Küresel ısınma ve iklim değişikliği, havzada kuraklık ve su sorununu derinleştiriyor, kurak geçen yaz aylarında alan kaybı yaşayan Van Gölü’nün yanı sıra, kapalı bir havza olan Van Gölü Havzası da kuraklık ve su sorunu tehlikesiyle karşı karşıya.
Van Gölü Havzasında yaşanacak kuraklık ve su sorununun havza genelinde sosyoekonomik kriz yaratacağını belirten Van YYÜ Öğretim Üyesi Prof. Dr. Faruk Alaeddinoğlu, son 20 yılda havzadaki sıcaklık artışının ve yağış miktarındaki azalmanın tarımsal faaliyetleri kısıtladığını, özellikle Van Gölü’nün doğusundaki yerleşimlerde çiftçilerin yetersiz yağış nedeniyle üretimde zorluk yaşadığını belirtti.
Yeraltı sularının stratejik önem taşıdığını söyleyen Alaeddinoğlu, bu kaynakların korunması için yasal düzenlemeler ve alternatif su kaynakları gerektiğini ifade etti.
Havzadaki su sorununun tarımı ve kaynak krizini derinleştirebilme ihtimalinin olduğunu dile getiren Alaeddinoğlu, “Van Gölü’nün doğusunda, eğimin uygun olduğu ve nüfusun yoğun olarak yaşadığı alanlarda, yağışın yetersiz olması tarımsal üretimi olumsuz etkiliyor. Kırsalda yaşayan çiftçiler, ihtiyaç duydukları yağışı alamıyor.

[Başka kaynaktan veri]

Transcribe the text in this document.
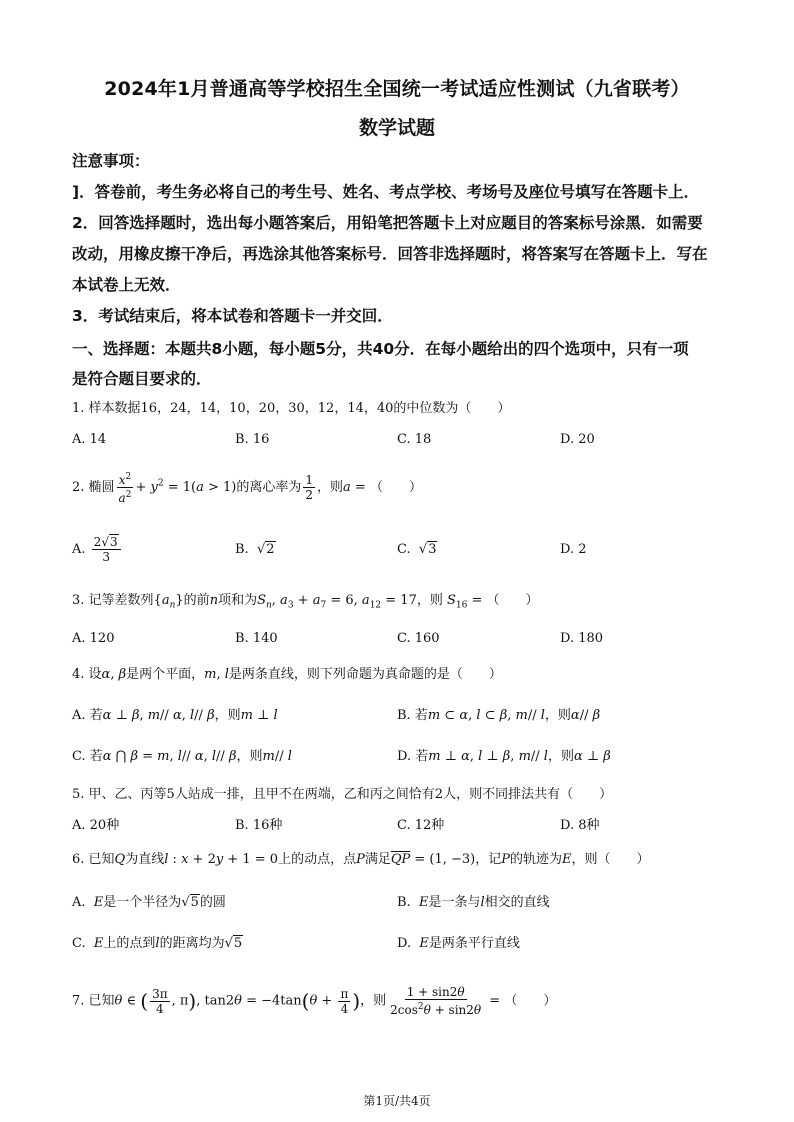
2024年1月普通高等学校招生全国统一考试适应性测试（九省联考）
数学试题
注意事项：
]．答卷前，考生务必将自己的考生号、姓名、考点学校、考场号及座位号填写在答题卡上．
2．回答选择题时，选出每小题答案后，用铅笔把答题卡上对应题目的答案标号涂黑．如需要
改动，用橡皮擦干净后，再选涂其他答案标号．回答非选择题时，将答案写在答题卡上．写在
本试卷上无效．
3．考试结束后，将本试卷和答题卡一并交回．
一、选择题：本题共8小题，每小题5分，共40分．在每小题给出的四个选项中，只有一项
是符合题目要求的．
1. 样本数据16，24，14，10，20，30，12，14，40的中位数为（　　）
A. 14	B. 16	C. 18	D. 20
2. 椭圆 $\frac{x^2}{a^2} + y^2 = 1(a > 1)$的离心率为 $\frac{1}{2}$ ，则a = （　　）
A. $\frac{2√3}{3}$	B. √2	C. √3	D. 2
3. 记等差数列$\{a_n\}$的前n项和为$S_n$, $a_3 + a_7 = 6$, $a_{12} = 17$，则 $S_{16}$ = （　　）
A. 120	B. 140	C. 160	D. 180
4. 设α, β是两个平面，m, l是两条直线，则下列命题为真命题的是（　　）
A. 若α ⊥ β, m// α, l// β，则m ⊥ l	B. 若m ⊂ α, l ⊂ β, m// l，则α// β
C. 若α ⋂ β = m, l// α, l// β，则m// l	D. 若m ⊥ α, l ⊥ β, m// l，则α ⊥ β
5. 甲、乙、丙等5人站成一排，且甲不在两端，乙和丙之间恰有2人，则不同排法共有（　　）
A. 20种	B. 16种	C. 12种	D. 8种
6. 已知Q为直线l : x + 2y + 1 = 0上的动点，点P满足$\overline{QP} = (1$, −3)，记P的轨迹为E，则（　　）
A. E是一个半径为√5的圆	B. E是一条与l相交的直线
C. E上的点到l的距离均为√5	D. E是两条平行直线
7. 已知θ ∈ ( $\frac{3\pi}{4}$ , π), $\tan 2\theta = -4\tan(\theta + \frac{\pi}{4}$ )，则 $\frac{1 + \sin 2\theta}{2\cos^2\theta + \sin 2\theta}$ = （　　）
第1页/共4页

Bu, tarım ve hayvancılıkla geçimini sağlayan insanların gelirlerini düşürüyor, geçim kaynaklarını tehdit ediyor.” dedi.
Alaeddinoğlu, havzadaki su ihtiyacının artması durumunda dışarıdan su getirmenin maliyetinin yüksek olacağını bu durumun ise hem bireylerin hem de bölgenin ekonomik yükünü büyük oranda arttıracağını ifade ederek şunları aktardı:
“Bunun yanı sıra, yağış miktarındaki azalma ve buharlaşmadaki artış, hem içme suyu hem de sanayi ve tarım için kullanılan suyun teminini zorlaştırıyor. Havzada yaklaşık 1.2 milyon insan yaşıyor ve bu nüfusun içme suyu ihtiyacı büyük ölçüde yeraltı su kaynaklarından karşılanıyor. Yeraltı suları, kapalı havzalar için stratejik bir öneme sahip ve bunlar, hiçbir yatırım yapmadan kullanılabilen doğal depolar. Ancak şu an geleceğimizi tüketiyoruz, bu sular, 10-20 yıl sonra ihtiyaç duyacağımız sular” vurgusu yaptı.
Alaeddinoğlu; “Su sorununun yönetilememesi, gelecekte daha büyük sosyoekonomik sorunlara yol açabilir. Örneğin, su kaynaklarının azalmasıyla tarımsal verimlilik düşerse, kırsal kesimdeki insanlar geçimlerini sürdüremeyebilir ve bu durum göçü tetikleyebilir. Uzun vadede, eğer bugünden gerekli adımlar atılmazsa, havzadaki nüfusun mağduriyeti artacak. İnsanlar su kıtlığı nedeniyle yaşamlarını sürdürememe riskiyle karşı karşıya kalabilir.”